[NB   The brief explanation given below has been drafted on the assumption that the reader is already familiar with the basic building-blocks used in Celtic topographical place-names (Chapter 1 of the Home menu), with the structure of compound place-names (Chapter 2) and with the structure of Celtic river-names (Chapter 19)]

 

 

Faint inscriptions on lead pigs found in Chester and Staffordshire are thought by some to include the name DECEANGL.

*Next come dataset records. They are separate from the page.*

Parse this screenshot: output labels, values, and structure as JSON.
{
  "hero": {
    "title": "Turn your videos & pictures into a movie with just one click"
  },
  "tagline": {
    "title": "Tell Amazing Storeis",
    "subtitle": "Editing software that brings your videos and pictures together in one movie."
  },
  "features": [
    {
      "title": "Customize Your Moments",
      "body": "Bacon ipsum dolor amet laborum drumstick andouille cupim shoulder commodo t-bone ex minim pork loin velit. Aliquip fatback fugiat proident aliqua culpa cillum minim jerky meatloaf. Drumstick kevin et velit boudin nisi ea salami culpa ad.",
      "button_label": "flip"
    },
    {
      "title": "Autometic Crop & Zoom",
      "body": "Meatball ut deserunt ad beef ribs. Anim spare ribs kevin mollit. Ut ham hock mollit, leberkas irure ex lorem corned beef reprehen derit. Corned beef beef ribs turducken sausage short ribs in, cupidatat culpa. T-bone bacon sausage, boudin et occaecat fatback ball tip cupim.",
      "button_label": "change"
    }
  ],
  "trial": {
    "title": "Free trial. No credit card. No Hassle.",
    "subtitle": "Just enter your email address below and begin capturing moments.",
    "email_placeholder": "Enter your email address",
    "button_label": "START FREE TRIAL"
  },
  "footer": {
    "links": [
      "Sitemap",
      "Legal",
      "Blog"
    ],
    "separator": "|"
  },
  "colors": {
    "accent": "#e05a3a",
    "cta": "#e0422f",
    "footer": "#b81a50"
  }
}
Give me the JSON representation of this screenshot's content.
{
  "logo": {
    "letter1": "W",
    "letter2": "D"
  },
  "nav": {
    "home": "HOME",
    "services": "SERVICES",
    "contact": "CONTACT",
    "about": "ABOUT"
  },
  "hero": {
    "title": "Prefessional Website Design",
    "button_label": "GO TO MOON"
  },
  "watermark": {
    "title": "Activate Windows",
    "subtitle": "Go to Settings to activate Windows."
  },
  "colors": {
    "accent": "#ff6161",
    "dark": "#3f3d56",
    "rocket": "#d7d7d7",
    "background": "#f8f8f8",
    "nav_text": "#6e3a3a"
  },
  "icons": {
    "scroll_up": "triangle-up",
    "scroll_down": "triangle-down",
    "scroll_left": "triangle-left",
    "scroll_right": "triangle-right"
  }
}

This tribe appears to have used the hill-letter s (see ‘Ptolemy’s Celtic tribes’, 4) and so the tribal name will be based on a topographical place-name somewhat of the form Descecanglion, where Desc means ‘summit of hill steep’ and can and gl are both old-style elements meaning ‘steep hill’. Descecanglion will thus have been a hillfort on the summit of a steep hill and since the can element uses the hill-letter n1 the hillfort will date back to the 3rd or even the 4th century BC. We see the can element again in Canubio, a river-name (of the river Conwy in North Wales) comprising the river-letter b (corresponding to the hill-letter s) attached to a topographical element Can meaning ‘steep hill’. The reason for this is that Canubio is a modification, a simplification, presumably carried out by the Romans, of a Celtic name for the river, a name somewhat of the form Descecanglubena (place-name Descecanglion + river-suffix ubena). The river Conwy is one of a number of rivers which had two alternative names, one a pure river-name made up of river-letters and the other a name comprising a river-prefix or river-suffix attached to the name of a place on the river concerned. In the present case the pure river-name was Ptolemy’s Tuerobis. But to return to Descecanglion, at some stage the s and second c were lost or omitted (a common change in Romano-British place-names) to leave the modified place-name Deceanglion, and the people of, or the people ruled from, Deceanglion were called the Deceangli.